Der Ossi ist wieder da, jenes rätselhafte Wesen, das uns immer wieder ins Staunen versetzt. Er ist unberechenbar, unbedarft, unbotmäßig, unbehaust und vor allem: undankbar. Wir, die Wessis, haben Milliarden in seine Resozialisierung gesteckt, wir haben ihn aus seiner vierzig Jahre währenden Not befreit, und wie dankt er es uns? Er wählt die AfD.
Bei den Bundestagswahlen am 24. September bekam die Alternative für Deutschland bundesweit 12,6 Prozent der Stimmen. In den fünf neuen Ländern und im Ostteil Berlins, also auf dem Gebiet der ehemaligen DDR, waren es 21,6 Prozent, sie kam damit auf Platz zwei, gleich nach der Union, die mit 27,1 Prozent am besten abschnitt. In Sachsen wurde die AfD sogar zur stärksten Partei mit 27 Prozent der Stimmen.
Das war sozusagen das Geschenk der Ossis an die Wessis zum 27. Jahrestag der Wiederbereinigung, der bundesweit am 3. Oktober gefeiert wird. Heuer war die Stimmung, vorsichtig ausgedrückt, etwas getrübt. „Wie konnte so etwas nur passieren?“ fragten Politiker, Journalisten und Fachleute für kollektive Verhaltensweisen. Und boten gleich eine Fülle von Erklärungen an.
Die Ossis hätten auch nach 27 Jahren das Trauma des Untergangs der DDR nicht überwunden, man habe ihre Lebensleistungen nicht anerkannt, ihnen die Biografien genommen. Und vor allem: Noch immer seien im Osten die Löhne und die Renten niedriger als im Westen, die von Kohl versprochenen „blühenden Landschafen“ ein Versprechen geblieben.
Deswegen müsse man zurück an den Anfang und ein gemeinsames „Narrativ“ suchen. Der Soziologe Harald Welzer, der sich auf Kaffeesatzanalysen spezialisiert hat, sagte in einem Radio-Interview, die Ostdeutschen hätten die AfD nicht aus Protest oder Unmut gewählt, sondern weil sie „die völkischen, rassistischen, antidemokratischen Inhalte dieser Partei“ gut fänden. Jetzt müssten die etablierten Parteien „deutlich machen, dass sie den Marsch nach rückwärts in eine autoritäre, biodeutsche Ausgrenzungsgesellschaft“ nicht hinnehmen werden.
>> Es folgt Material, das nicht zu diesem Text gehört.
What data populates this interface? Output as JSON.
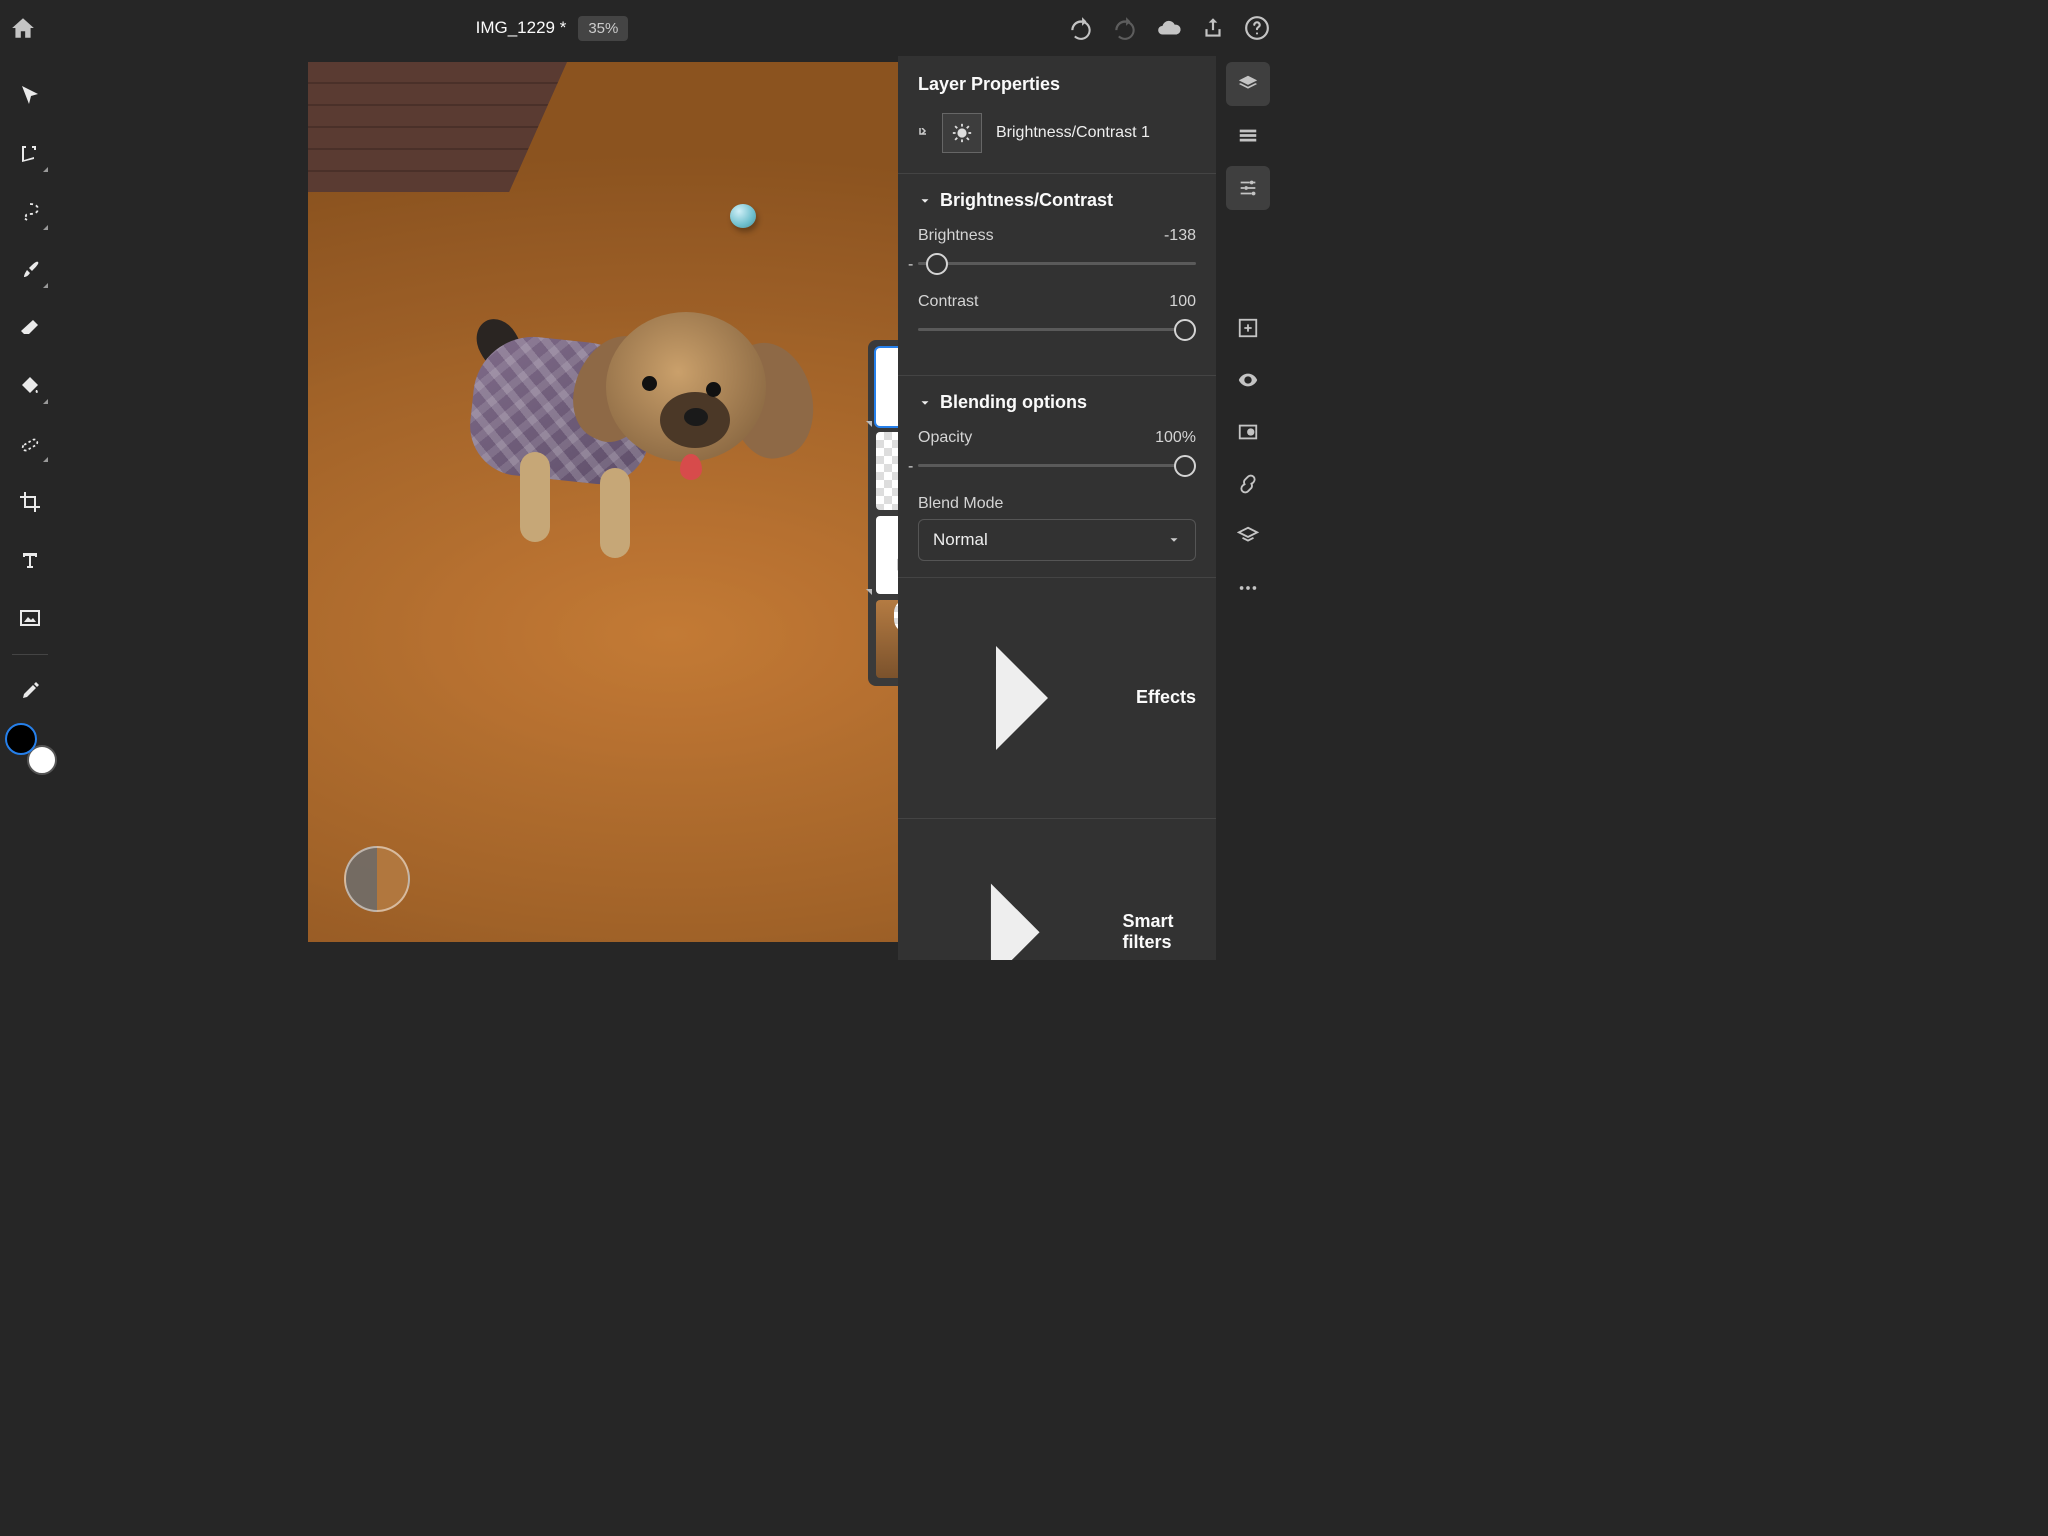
{
  "document": {
    "title": "IMG_1229 *",
    "zoom": "35%"
  },
  "panel": {
    "title": "Layer Properties",
    "layer_name": "Brightness/Contrast 1",
    "sections": {
      "brightness_contrast": {
        "title": "Brightness/Contrast",
        "brightness_label": "Brightness",
        "brightness_value": "-138",
        "contrast_label": "Contrast",
        "contrast_value": "100"
      },
      "blending": {
        "title": "Blending options",
        "opacity_label": "Opacity",
        "opacity_value": "100%",
        "blendmode_label": "Blend Mode",
        "blendmode_value": "Normal"
      },
      "effects": {
        "title": "Effects"
      },
      "smartfilters": {
        "title": "Smart filters"
      }
    }
  }
}
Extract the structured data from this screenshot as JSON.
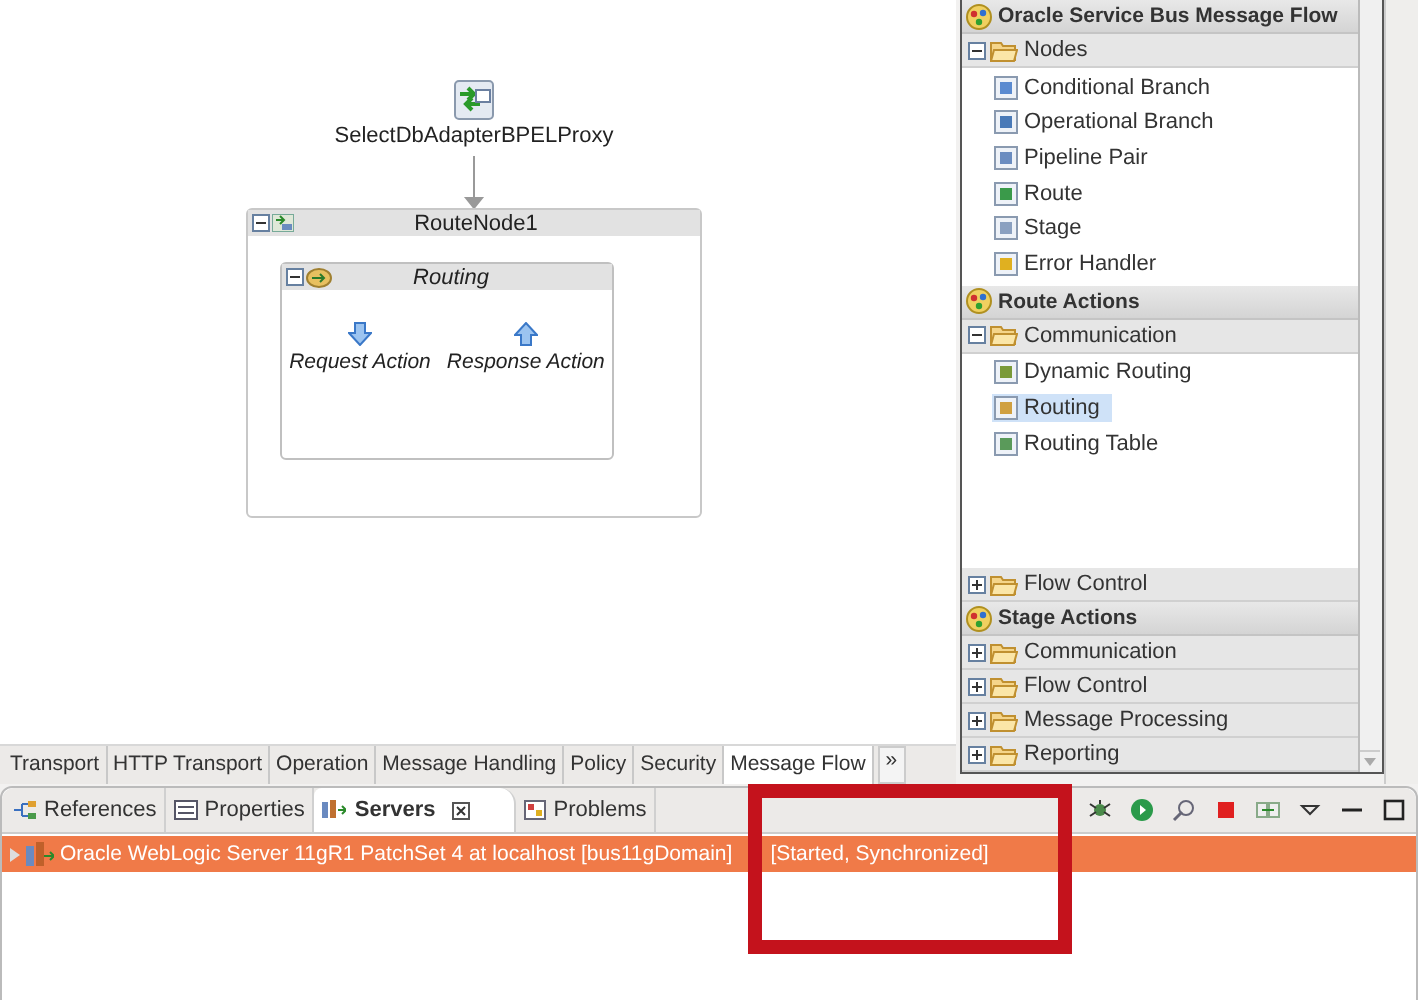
{
  "diagram": {
    "proxy": {
      "label": "SelectDbAdapterBPELProxy"
    },
    "route_node": {
      "title": "RouteNode1",
      "expanded": true
    },
    "routing": {
      "title": "Routing",
      "expanded": true
    },
    "actions": [
      {
        "label": "Request Action",
        "kind": "request"
      },
      {
        "label": "Response Action",
        "kind": "response"
      }
    ]
  },
  "palette": {
    "sections": [
      {
        "title": "Oracle Service Bus Message Flow",
        "folders": [
          {
            "label": "Nodes",
            "expanded": true,
            "items": [
              {
                "label": "Conditional Branch",
                "selected": false
              },
              {
                "label": "Operational Branch",
                "selected": false
              },
              {
                "label": "Pipeline Pair",
                "selected": false
              },
              {
                "label": "Route",
                "selected": false
              },
              {
                "label": "Stage",
                "selected": false
              },
              {
                "label": "Error Handler",
                "selected": false
              }
            ]
          }
        ]
      },
      {
        "title": "Route Actions",
        "folders": [
          {
            "label": "Communication",
            "expanded": true,
            "items": [
              {
                "label": "Dynamic Routing",
                "selected": false
              },
              {
                "label": "Routing",
                "selected": true
              },
              {
                "label": "Routing Table",
                "selected": false
              }
            ]
          },
          {
            "label": "Flow Control",
            "expanded": false
          }
        ]
      },
      {
        "title": "Stage Actions",
        "folders": [
          {
            "label": "Communication",
            "expanded": false
          },
          {
            "label": "Flow Control",
            "expanded": false
          },
          {
            "label": "Message Processing",
            "expanded": false
          },
          {
            "label": "Reporting",
            "expanded": false
          }
        ]
      }
    ]
  },
  "editor_tabs": [
    {
      "label": "Transport",
      "selected": false
    },
    {
      "label": "HTTP Transport",
      "selected": false
    },
    {
      "label": "Operation",
      "selected": false
    },
    {
      "label": "Message Handling",
      "selected": false
    },
    {
      "label": "Policy",
      "selected": false
    },
    {
      "label": "Security",
      "selected": false
    },
    {
      "label": "Message Flow",
      "selected": true
    }
  ],
  "editor_tabs_overflow": "»",
  "view_tabs": [
    {
      "label": "References",
      "selected": false,
      "kind": "references"
    },
    {
      "label": "Properties",
      "selected": false,
      "kind": "properties"
    },
    {
      "label": "Servers",
      "selected": true,
      "kind": "servers"
    },
    {
      "label": "Problems",
      "selected": false,
      "kind": "problems"
    }
  ],
  "servers": [
    {
      "name": "Oracle WebLogic Server 11gR1 PatchSet 4 at localhost [bus11gDomain]",
      "state": "[Started, Synchronized]",
      "selected": true,
      "expanded": false
    }
  ],
  "highlight": {
    "visible": true
  }
}
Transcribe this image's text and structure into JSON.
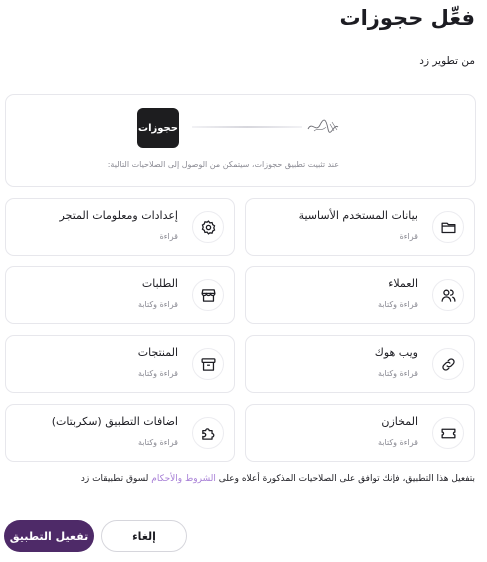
{
  "header": {
    "title": "فعِّل حجوزات",
    "developer": "من تطوير زد"
  },
  "connect": {
    "app_logo_text": "حجوزات",
    "note": "عند تثبيت تطبيق حجوزات، سيتمكن من الوصول إلى الصلاحيات التالية:"
  },
  "permissions": [
    {
      "title": "بيانات المستخدم الأساسية",
      "access": "قراءة",
      "icon": "folder-icon"
    },
    {
      "title": "إعدادات ومعلومات المتجر",
      "access": "قراءة",
      "icon": "gear-icon"
    },
    {
      "title": "العملاء",
      "access": "قراءة وكتابة",
      "icon": "users-icon"
    },
    {
      "title": "الطلبات",
      "access": "قراءة وكتابة",
      "icon": "store-icon"
    },
    {
      "title": "ويب هوك",
      "access": "قراءة وكتابة",
      "icon": "webhook-icon"
    },
    {
      "title": "المنتجات",
      "access": "قراءة وكتابة",
      "icon": "archive-icon"
    },
    {
      "title": "المخازن",
      "access": "قراءة وكتابة",
      "icon": "ticket-icon"
    },
    {
      "title": "اضافات التطبيق (سكربتات)",
      "access": "قراءة وكتابة",
      "icon": "puzzle-icon"
    }
  ],
  "terms": {
    "before": "بتفعيل هذا التطبيق، فإنك توافق على الصلاحيات المذكورة أعلاه وعلى ",
    "link": "الشروط والأحكام",
    "after": " لسوق تطبيقات زد"
  },
  "buttons": {
    "activate": "تفعيل التطبيق",
    "cancel": "إلغاء"
  },
  "colors": {
    "primary": "#4e2a68",
    "link": "#a77fd6",
    "border": "#e7e7ec",
    "muted": "#8a8a93"
  }
}
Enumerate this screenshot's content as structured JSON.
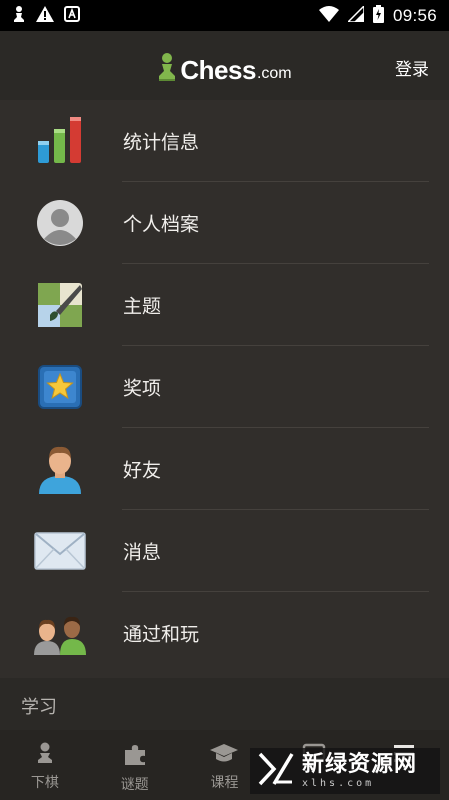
{
  "status_bar": {
    "time": "09:56",
    "left_icons": [
      "chess-pawn-icon",
      "warning-icon",
      "a-box-icon"
    ],
    "right_icons": [
      "wifi-icon",
      "signal-icon",
      "battery-charging-icon"
    ]
  },
  "header": {
    "logo_text": "Chess",
    "logo_suffix": ".com",
    "login_label": "登录"
  },
  "menu": {
    "items": [
      {
        "label": "统计信息",
        "icon": "stats-bars-icon"
      },
      {
        "label": "个人档案",
        "icon": "profile-avatar-icon"
      },
      {
        "label": "主题",
        "icon": "theme-brush-icon"
      },
      {
        "label": "奖项",
        "icon": "award-star-icon"
      },
      {
        "label": "好友",
        "icon": "friend-icon"
      },
      {
        "label": "消息",
        "icon": "message-envelope-icon"
      },
      {
        "label": "通过和玩",
        "icon": "pass-and-play-icon"
      }
    ]
  },
  "section": {
    "title": "学习"
  },
  "bottom_nav": {
    "items": [
      {
        "label": "下棋",
        "icon": "pawn-icon"
      },
      {
        "label": "谜题",
        "icon": "puzzle-icon"
      },
      {
        "label": "课程",
        "icon": "graduation-cap-icon"
      },
      {
        "label": "",
        "icon": "tv-icon"
      },
      {
        "label": "",
        "icon": "menu-icon"
      }
    ]
  },
  "watermark": {
    "text_cn": "新绿资源网",
    "text_en": "xlhs.com"
  },
  "colors": {
    "background": "#312e2b",
    "header": "#2b2926",
    "logo_green": "#81b64c"
  }
}
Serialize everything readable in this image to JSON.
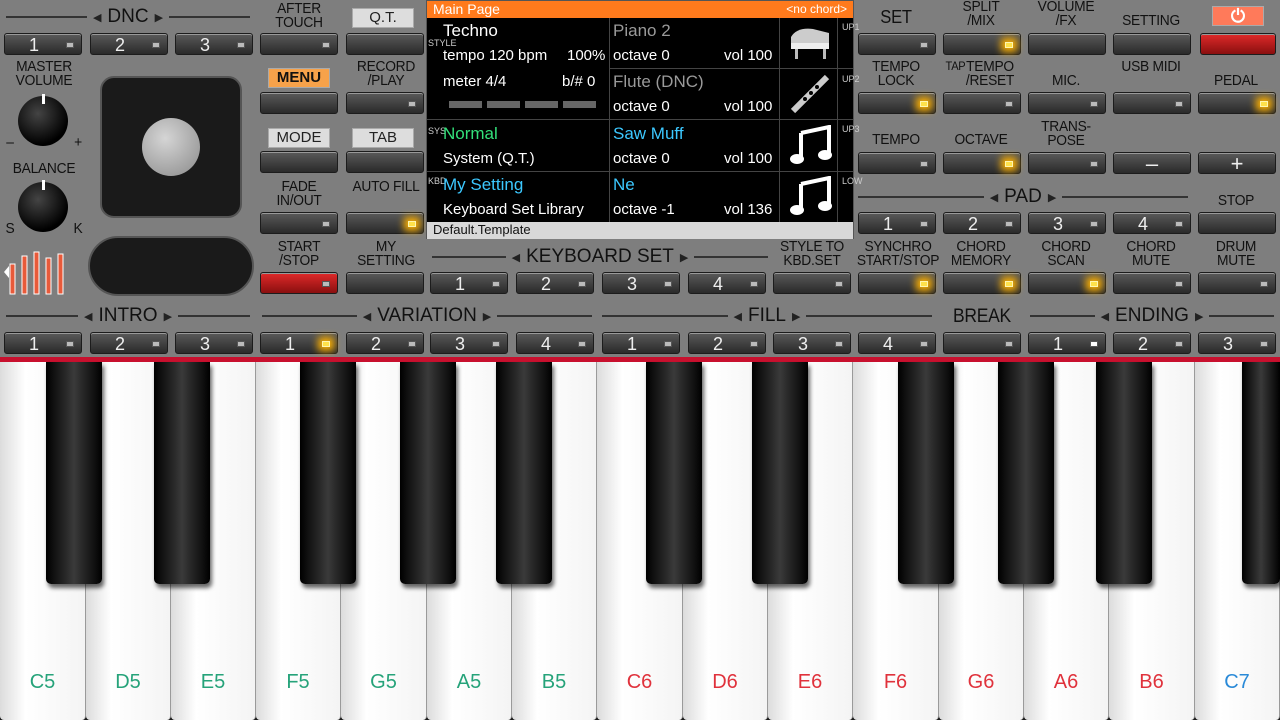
{
  "colors": {
    "accent": "#ff7a1c",
    "led_on": "#ffe24a",
    "cyan": "#3cc8ff",
    "green": "#33e07a",
    "note_red": "#e0323c",
    "note_green": "#26a37a",
    "note_blue": "#2a8ad8"
  },
  "dnc": {
    "title": "DNC",
    "buttons": [
      "1",
      "2",
      "3"
    ]
  },
  "after_touch": "AFTER TOUCH",
  "qt": "Q.T.",
  "menu": "MENU",
  "record_play": "RECORD /PLAY",
  "mode": "MODE",
  "tab": "TAB",
  "fade": "FADE IN/OUT",
  "auto_fill": "AUTO FILL",
  "start_stop": "START /STOP",
  "my_setting_btn": "MY SETTING",
  "master_volume": "MASTER VOLUME",
  "balance": "BALANCE",
  "balance_s": "S",
  "balance_k": "K",
  "vol_minus": "–",
  "vol_plus": "+",
  "screen": {
    "title": "Main Page",
    "chord": "<no chord>",
    "style_name": "Techno",
    "tempo": "tempo 120 bpm",
    "tempo_pct": "100%",
    "meter": "meter 4/4",
    "bsharp": "b/# 0",
    "up1_name": "Piano 2",
    "up1_oct": "octave 0",
    "up1_vol": "vol 100",
    "up2_name": "Flute (DNC)",
    "up2_oct": "octave 0",
    "up2_vol": "vol 100",
    "sys_name": "Normal",
    "sys_sub": "System (Q.T.)",
    "up3_name": "Saw Muff",
    "up3_oct": "octave 0",
    "up3_vol": "vol 100",
    "kbd_name": "My Setting",
    "kbd_sub": "Keyboard Set Library",
    "low_name": "Ne",
    "low_oct": "octave -1",
    "low_vol": "vol 136",
    "footer": "Default.Template",
    "side_style": "STYLE",
    "side_sys": "SYS",
    "side_kbd": "KBD",
    "side_up1": "UP1",
    "side_up2": "UP2",
    "side_up3": "UP3",
    "side_low": "LOW"
  },
  "set": "SET",
  "split_mix": "SPLIT /MIX",
  "volume_fx": "VOLUME /FX",
  "setting": "SETTING",
  "tempo_lock": "TEMPO LOCK",
  "tap": "TAP",
  "tempo_reset": "TEMPO /RESET",
  "mic": "MIC.",
  "usb_midi": "USB MIDI",
  "pedal": "PEDAL",
  "tempo": "TEMPO",
  "octave": "OCTAVE",
  "transpose": "TRANS- POSE",
  "minus": "–",
  "plus": "+",
  "pad": {
    "title": "PAD",
    "buttons": [
      "1",
      "2",
      "3",
      "4"
    ]
  },
  "stop": "STOP",
  "keyboard_set": {
    "title": "KEYBOARD SET",
    "buttons": [
      "1",
      "2",
      "3",
      "4"
    ]
  },
  "style_to_kbd": "STYLE TO KBD.SET",
  "synchro": "SYNCHRO START/STOP",
  "chord_memory": "CHORD MEMORY",
  "chord_scan": "CHORD SCAN",
  "chord_mute": "CHORD MUTE",
  "drum_mute": "DRUM MUTE",
  "intro": {
    "title": "INTRO",
    "buttons": [
      "1",
      "2",
      "3"
    ]
  },
  "variation": {
    "title": "VARIATION",
    "buttons": [
      "1",
      "2",
      "3",
      "4"
    ]
  },
  "fill": {
    "title": "FILL",
    "buttons": [
      "1",
      "2",
      "3",
      "4"
    ]
  },
  "break": "BREAK",
  "ending": {
    "title": "ENDING",
    "buttons": [
      "1",
      "2",
      "3"
    ]
  },
  "notes": [
    "C5",
    "D5",
    "E5",
    "F5",
    "G5",
    "A5",
    "B5",
    "C6",
    "D6",
    "E6",
    "F6",
    "G6",
    "A6",
    "B6",
    "C7"
  ]
}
Da gibt es nur eines: Wir müssen den Ossis die Autonomie anbieten, bevor sie ganz Deutschland in eine autoritäre, biodeutsche Ausgrenzungsgesellschaft verwandeln. Wir bleiben antiautoritär, multikultisch, tolerant und inklusiv.
Und wem das nicht passt, der soll nach drüben gehen.